Oh, and don't forget, WE LOVE YOUR COMENTS!

This recipe also featured on Deb Cooks... and Twitter via The Tapas Lunch Co.


  1. I am a vegetarian and this recipe I will have to try. Visiting from the blog frog.

  2. I will have to try that. I love Spain, Only been to Barcelona and Palma de Mallorca. Love it out there. Thank you for sharing these and visiting me as well. I'm no following your blog.

  3. Elle & Simplegirl,

    Many thanks for the follow and visiting with your comments.

    Miel de cana can be difficult to get outside of spain. Let me know if you have any problems & maybe we can arrange something

  4. Hi! Just tried to comment on your other blog but don´t think I succeeded! I had a nightmare in the butcher´s the other day and despite having lived in Spain for almost 8 yrs, I never know the names of cuts of meat. Which would be the best cut for roast beef(I know at home topside and sirloin are the best) and what is it´s name in Spanish?Thanks for any help you could give me!x

  5. Hi Tracey, I had intended to email you but your profile shows no email address. Also, I noticed your blog has not been updated for sometime and hope you therefore return here to find your answer. Assuming you do......

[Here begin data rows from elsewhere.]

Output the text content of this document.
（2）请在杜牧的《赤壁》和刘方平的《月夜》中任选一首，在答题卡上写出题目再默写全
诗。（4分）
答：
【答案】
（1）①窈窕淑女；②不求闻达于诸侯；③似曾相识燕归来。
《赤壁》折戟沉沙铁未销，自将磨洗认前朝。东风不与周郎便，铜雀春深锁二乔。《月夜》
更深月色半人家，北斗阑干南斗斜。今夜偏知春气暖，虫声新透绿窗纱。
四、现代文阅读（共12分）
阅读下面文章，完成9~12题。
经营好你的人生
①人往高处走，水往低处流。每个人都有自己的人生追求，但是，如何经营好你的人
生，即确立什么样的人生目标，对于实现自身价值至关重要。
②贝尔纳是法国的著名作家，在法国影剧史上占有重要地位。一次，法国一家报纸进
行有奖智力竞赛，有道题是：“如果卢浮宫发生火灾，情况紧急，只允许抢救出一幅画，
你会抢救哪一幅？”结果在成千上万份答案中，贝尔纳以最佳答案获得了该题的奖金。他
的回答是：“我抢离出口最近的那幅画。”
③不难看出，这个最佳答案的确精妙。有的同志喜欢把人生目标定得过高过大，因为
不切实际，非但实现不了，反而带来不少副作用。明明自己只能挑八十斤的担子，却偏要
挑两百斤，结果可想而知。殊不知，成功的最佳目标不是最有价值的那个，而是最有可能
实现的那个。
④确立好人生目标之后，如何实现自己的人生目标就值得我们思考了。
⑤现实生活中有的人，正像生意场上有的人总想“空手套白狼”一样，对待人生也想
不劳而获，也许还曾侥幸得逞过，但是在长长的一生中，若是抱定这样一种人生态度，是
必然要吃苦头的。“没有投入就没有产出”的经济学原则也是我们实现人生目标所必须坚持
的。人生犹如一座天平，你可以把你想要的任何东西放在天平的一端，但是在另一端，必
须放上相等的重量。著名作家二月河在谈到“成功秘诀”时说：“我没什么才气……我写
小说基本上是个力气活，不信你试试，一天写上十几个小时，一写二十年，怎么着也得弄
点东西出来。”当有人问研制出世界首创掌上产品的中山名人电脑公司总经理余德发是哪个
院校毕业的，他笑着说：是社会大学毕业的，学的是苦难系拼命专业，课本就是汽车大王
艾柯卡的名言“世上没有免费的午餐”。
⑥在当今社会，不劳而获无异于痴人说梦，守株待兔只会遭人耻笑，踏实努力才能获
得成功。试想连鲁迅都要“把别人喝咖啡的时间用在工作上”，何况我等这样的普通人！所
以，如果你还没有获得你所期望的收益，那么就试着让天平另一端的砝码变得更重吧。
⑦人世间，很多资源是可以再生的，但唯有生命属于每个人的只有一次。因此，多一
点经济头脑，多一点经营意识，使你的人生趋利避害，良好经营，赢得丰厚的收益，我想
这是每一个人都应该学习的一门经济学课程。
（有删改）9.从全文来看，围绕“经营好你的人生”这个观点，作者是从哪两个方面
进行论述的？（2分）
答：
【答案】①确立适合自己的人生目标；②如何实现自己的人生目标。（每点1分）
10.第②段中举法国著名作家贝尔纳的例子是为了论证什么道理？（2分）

    Beef in general can be so confusing here. For starters a cooked dish that consists of roast beef is called "rosbif"! Buying a suitable joint to roast can be extremely difficult.

    Beef in general is mostly referred to as "carne" although carne means meat! Whenever you see "Carne....." on a menu for example it will generaly mean it's beef!

    When looking for a joint to roast, you'll will not find specific named cuts. What you will find is "carne para asado" translated as just "beef for roasting/cooking". Or "tenera para asado", "tenera" being beef too. Be wary of any joint that says "relleno" in the title as this means it is pre-stuffed. Usually with not so nice ingredients!

    I don't know where you are based but a butcher will always be better than a supermarket when it comes to beef.

    However, on the meat counter in supermarkets and butchers you will find. "Fillete de tenera" meaning "fillet of beef". This is OK to roast if you want it well cooked. Medium or rare will result in shoe leather LOL. For the utmost guaranteed best beef, whether for steaks, tornados or even a large piece to roast ALWAYS buy solomillo! Solomillo translates as "tenderloin beef". This is a must for steak and fabulous for roast too. Howevey, be aware it is extremely pricey, approx 15e or more per kilo.

    Hope this helps and in fact I am now considering publishing a blog post about meats and fish translations to assist others too, thanks for the inspiration.


  6. Hi Debs! Thanks for the really helpful information! Yes, I went to the butcher as at the supermarket I can never find a big enough or proper joint of meat. I think the butcher gave me res or pez de tenera(I didn´t hear him properly) plus there was this really impatient old woman rushing me!!It cost me 15e and was far too big for the two of us so ended up cutting it into bits.Either I overcooked it as it was only a small piece or it was the wrong cut but it was as tough as old boots. Look forward to your meat/fish blog post!Hope to update my blog asap!x ; )

  7. Hi Tracey, you are welcome; glad to be of help. I've never heard of res or pez de tenera, but of course I'm still learing myself LOL, it's a never ending process!